Exploration of a RISC Distance Sensor

Most of our RISC sensors have focused on optical beam sensors which simply detect the presence of matter between source and detector, or within some range of a reflective sensor. Combinations of these sensors have proved enormously versatile, and can solve most of the sensing tasks we have encountered. Nevertheless, there are some problems that require more information, or information of another type.

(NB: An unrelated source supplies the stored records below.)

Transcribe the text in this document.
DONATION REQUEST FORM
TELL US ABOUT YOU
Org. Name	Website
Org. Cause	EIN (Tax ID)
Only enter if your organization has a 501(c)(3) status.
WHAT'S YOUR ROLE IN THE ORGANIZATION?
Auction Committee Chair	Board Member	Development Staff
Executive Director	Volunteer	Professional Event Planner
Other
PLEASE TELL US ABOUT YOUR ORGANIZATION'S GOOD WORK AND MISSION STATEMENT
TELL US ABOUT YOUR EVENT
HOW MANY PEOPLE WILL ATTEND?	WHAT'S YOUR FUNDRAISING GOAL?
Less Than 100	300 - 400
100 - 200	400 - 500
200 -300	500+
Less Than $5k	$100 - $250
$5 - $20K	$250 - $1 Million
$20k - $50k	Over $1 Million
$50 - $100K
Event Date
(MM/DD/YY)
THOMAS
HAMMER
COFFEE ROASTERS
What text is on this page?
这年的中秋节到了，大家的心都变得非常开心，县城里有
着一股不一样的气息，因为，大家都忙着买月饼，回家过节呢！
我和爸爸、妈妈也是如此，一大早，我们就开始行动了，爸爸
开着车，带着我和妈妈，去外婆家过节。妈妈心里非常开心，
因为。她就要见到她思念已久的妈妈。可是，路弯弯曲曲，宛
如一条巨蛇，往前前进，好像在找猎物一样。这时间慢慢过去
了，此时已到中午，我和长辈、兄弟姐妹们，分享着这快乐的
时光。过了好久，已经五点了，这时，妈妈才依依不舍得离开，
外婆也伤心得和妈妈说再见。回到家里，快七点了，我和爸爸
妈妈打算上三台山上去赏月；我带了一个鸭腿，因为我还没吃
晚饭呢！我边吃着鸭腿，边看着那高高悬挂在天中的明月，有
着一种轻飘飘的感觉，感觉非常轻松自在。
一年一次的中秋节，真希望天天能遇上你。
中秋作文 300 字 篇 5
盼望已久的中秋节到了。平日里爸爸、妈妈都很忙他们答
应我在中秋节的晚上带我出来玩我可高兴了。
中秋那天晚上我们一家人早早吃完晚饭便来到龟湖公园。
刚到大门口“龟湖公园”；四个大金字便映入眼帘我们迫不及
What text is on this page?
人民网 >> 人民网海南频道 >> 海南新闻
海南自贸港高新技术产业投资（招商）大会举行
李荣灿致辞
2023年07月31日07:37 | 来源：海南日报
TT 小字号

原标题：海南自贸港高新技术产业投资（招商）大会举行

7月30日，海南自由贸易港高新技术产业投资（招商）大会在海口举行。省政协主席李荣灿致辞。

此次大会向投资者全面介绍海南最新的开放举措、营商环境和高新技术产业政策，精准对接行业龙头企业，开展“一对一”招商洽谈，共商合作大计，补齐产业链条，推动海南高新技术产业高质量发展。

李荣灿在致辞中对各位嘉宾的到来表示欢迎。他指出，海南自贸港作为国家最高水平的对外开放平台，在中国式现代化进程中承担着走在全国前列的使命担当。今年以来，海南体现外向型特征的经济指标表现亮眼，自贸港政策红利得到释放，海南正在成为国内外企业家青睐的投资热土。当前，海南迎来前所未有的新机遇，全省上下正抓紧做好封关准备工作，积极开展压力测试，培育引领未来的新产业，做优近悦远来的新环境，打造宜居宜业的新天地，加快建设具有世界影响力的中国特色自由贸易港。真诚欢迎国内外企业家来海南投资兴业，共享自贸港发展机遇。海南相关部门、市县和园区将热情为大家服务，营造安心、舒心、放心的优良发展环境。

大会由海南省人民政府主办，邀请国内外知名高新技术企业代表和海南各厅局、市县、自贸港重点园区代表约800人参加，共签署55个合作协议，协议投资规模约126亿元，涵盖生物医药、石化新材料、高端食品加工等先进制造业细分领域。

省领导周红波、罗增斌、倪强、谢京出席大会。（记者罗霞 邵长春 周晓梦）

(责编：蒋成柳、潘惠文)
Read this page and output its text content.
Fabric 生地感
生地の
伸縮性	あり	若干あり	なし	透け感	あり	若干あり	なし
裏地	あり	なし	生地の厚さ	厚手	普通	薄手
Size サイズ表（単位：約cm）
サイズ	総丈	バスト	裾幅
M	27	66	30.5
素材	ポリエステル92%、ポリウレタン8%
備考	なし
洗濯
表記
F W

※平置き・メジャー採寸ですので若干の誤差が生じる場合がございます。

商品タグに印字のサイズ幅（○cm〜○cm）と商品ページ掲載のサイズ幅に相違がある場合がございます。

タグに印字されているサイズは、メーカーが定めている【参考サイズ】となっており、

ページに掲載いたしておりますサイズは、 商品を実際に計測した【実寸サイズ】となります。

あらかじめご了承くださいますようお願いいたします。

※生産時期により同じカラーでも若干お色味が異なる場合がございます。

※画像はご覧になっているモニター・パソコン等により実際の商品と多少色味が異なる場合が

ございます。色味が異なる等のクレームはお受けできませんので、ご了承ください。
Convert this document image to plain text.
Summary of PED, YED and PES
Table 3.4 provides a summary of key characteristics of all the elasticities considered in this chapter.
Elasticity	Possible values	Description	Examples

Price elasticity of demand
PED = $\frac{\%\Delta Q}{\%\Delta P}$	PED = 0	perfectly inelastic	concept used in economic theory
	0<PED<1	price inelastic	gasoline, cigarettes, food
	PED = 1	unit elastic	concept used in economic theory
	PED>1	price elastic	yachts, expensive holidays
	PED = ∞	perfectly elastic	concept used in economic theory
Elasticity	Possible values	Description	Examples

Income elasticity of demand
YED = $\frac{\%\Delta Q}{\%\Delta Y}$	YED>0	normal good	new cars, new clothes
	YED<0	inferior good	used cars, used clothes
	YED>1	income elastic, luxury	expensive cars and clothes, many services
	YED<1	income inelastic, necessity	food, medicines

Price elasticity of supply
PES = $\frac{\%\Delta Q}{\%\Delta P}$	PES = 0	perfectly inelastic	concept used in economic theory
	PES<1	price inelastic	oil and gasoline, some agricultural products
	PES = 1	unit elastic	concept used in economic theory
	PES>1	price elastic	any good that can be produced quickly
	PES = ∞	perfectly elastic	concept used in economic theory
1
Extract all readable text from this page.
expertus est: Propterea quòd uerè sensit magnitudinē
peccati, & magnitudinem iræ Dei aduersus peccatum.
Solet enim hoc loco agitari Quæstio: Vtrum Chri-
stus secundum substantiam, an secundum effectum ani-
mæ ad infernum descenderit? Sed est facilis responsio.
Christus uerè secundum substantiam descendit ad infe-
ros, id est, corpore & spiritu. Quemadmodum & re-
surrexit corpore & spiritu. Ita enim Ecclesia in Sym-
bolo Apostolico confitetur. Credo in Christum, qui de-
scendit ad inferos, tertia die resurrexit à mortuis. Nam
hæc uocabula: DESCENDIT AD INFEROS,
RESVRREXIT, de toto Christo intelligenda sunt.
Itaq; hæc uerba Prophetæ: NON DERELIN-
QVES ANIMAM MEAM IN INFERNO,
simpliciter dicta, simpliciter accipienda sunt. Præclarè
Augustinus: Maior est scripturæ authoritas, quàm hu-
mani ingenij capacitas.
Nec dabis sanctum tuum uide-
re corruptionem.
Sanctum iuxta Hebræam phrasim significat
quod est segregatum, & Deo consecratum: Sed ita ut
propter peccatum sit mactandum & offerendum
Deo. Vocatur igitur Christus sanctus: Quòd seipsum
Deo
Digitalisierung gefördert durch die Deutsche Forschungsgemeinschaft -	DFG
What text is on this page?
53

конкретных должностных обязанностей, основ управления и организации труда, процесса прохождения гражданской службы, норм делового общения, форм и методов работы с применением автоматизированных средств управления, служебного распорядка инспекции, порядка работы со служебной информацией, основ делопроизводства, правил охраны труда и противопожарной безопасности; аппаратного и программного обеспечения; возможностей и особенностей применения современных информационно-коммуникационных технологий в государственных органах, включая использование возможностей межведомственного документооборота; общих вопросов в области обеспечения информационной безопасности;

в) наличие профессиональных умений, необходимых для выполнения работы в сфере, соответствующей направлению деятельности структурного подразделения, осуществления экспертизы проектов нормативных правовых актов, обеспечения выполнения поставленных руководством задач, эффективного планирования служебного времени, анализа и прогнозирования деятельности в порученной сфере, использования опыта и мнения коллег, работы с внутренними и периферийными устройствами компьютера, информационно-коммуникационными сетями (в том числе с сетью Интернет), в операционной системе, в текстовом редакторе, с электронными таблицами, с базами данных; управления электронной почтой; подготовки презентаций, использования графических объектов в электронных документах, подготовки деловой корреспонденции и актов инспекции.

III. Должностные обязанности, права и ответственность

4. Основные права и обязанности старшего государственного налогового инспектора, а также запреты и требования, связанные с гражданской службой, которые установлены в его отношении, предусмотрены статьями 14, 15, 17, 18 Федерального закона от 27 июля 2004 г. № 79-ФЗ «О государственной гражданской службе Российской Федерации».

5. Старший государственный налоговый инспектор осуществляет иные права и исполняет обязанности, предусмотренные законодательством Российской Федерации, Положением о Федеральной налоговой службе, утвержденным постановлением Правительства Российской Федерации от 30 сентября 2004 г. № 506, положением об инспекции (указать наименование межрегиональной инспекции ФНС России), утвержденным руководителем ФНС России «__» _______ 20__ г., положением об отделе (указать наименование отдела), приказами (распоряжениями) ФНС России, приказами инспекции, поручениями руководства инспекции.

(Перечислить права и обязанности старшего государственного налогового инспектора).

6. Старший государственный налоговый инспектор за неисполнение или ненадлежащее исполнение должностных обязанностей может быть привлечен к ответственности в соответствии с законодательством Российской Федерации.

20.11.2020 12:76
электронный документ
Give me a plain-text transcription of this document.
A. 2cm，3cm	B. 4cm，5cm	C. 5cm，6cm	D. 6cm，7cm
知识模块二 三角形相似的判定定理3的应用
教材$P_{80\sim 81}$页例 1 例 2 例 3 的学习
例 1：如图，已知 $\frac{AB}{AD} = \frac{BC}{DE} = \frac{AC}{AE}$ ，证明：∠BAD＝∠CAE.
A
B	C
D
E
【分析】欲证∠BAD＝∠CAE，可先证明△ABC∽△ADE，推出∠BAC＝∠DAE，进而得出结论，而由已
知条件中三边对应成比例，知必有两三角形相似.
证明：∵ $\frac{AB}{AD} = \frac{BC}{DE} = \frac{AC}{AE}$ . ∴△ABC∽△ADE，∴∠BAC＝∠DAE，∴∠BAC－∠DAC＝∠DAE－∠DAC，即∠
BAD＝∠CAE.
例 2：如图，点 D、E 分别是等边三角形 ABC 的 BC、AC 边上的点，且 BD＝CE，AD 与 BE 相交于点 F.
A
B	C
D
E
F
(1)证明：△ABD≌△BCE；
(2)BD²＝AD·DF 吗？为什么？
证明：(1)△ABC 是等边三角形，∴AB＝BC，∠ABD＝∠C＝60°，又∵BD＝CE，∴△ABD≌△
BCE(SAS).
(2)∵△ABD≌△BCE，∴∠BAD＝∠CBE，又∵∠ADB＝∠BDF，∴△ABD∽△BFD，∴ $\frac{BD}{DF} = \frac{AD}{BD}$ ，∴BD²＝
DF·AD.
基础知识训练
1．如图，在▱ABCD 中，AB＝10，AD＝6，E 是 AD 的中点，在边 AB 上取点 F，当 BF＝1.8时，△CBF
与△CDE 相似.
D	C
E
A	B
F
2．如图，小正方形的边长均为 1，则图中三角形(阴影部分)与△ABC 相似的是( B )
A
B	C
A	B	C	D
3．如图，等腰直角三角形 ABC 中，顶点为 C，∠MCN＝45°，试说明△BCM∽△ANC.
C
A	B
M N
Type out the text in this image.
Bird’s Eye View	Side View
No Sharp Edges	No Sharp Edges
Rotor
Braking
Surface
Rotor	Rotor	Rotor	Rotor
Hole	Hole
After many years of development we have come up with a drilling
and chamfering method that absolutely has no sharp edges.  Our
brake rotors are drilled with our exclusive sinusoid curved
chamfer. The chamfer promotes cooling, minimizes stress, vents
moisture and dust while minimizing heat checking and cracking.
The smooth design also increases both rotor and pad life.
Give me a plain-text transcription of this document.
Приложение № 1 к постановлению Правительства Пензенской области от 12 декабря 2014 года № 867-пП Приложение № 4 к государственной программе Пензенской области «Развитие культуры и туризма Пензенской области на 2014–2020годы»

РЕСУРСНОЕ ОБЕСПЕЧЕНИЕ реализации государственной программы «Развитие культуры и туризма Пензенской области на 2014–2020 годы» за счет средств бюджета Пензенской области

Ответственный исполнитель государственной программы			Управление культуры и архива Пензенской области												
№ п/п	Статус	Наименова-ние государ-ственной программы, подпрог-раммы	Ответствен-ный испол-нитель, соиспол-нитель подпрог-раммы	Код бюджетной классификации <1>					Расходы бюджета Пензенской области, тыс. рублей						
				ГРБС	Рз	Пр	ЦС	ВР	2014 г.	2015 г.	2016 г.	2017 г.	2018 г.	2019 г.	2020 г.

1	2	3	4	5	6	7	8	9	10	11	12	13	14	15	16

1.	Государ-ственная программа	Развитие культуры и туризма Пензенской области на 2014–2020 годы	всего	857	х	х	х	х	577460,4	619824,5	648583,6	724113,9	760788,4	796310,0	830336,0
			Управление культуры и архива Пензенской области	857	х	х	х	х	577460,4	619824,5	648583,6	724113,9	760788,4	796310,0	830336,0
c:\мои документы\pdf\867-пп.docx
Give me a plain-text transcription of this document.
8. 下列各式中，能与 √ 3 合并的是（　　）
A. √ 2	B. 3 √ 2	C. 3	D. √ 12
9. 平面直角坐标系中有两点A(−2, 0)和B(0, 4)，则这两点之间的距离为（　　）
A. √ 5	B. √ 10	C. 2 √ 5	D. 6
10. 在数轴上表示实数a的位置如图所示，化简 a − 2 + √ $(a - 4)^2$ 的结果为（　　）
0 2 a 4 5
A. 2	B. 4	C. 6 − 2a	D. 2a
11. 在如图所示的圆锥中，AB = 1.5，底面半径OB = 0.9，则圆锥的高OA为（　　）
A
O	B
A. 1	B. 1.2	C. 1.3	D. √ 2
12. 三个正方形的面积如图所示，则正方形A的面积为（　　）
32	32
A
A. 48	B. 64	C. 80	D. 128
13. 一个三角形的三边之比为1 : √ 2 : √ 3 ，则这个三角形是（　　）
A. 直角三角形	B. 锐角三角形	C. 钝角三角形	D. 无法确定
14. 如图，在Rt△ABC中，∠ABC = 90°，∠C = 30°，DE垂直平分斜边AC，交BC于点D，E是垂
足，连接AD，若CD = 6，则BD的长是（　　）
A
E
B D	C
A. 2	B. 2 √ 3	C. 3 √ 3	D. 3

Some of the more difficult sensing applications would benefit greatly from an inexpensive distance sensor. An important example is the bin-of-parts problem. This problem is very difficult to solve using intensity information only, whereas it could be solved using coherent tabular methods if only a handful of depth measurements were available from the object to be recognized. This is true even if these measurements were mixed with measurements from other objects. There are commercially available distance sensors, which come in two main types (1) structured light/camera and (2) laser interferometry. Both are very bulky and expensive, and are not currently cost-effective for many bin-of-parts problems.

We are exploring a low-cost distance sensor based on a modulated light beam. The sensor uses off-the-shelf components and computes distance via phase shift of a modulation signal. Because the phase comparison is done using the modulation signal rather than the light itself, the light source need not be coherent, so LEDs or inexpensive laser diodes can be used as the source. Because the modulation is at radio frequency, the phase comparison can be performed electronically rather than using non-linear optics. The hardware elements all have about the same size as our current beam sensors, and comparable cost.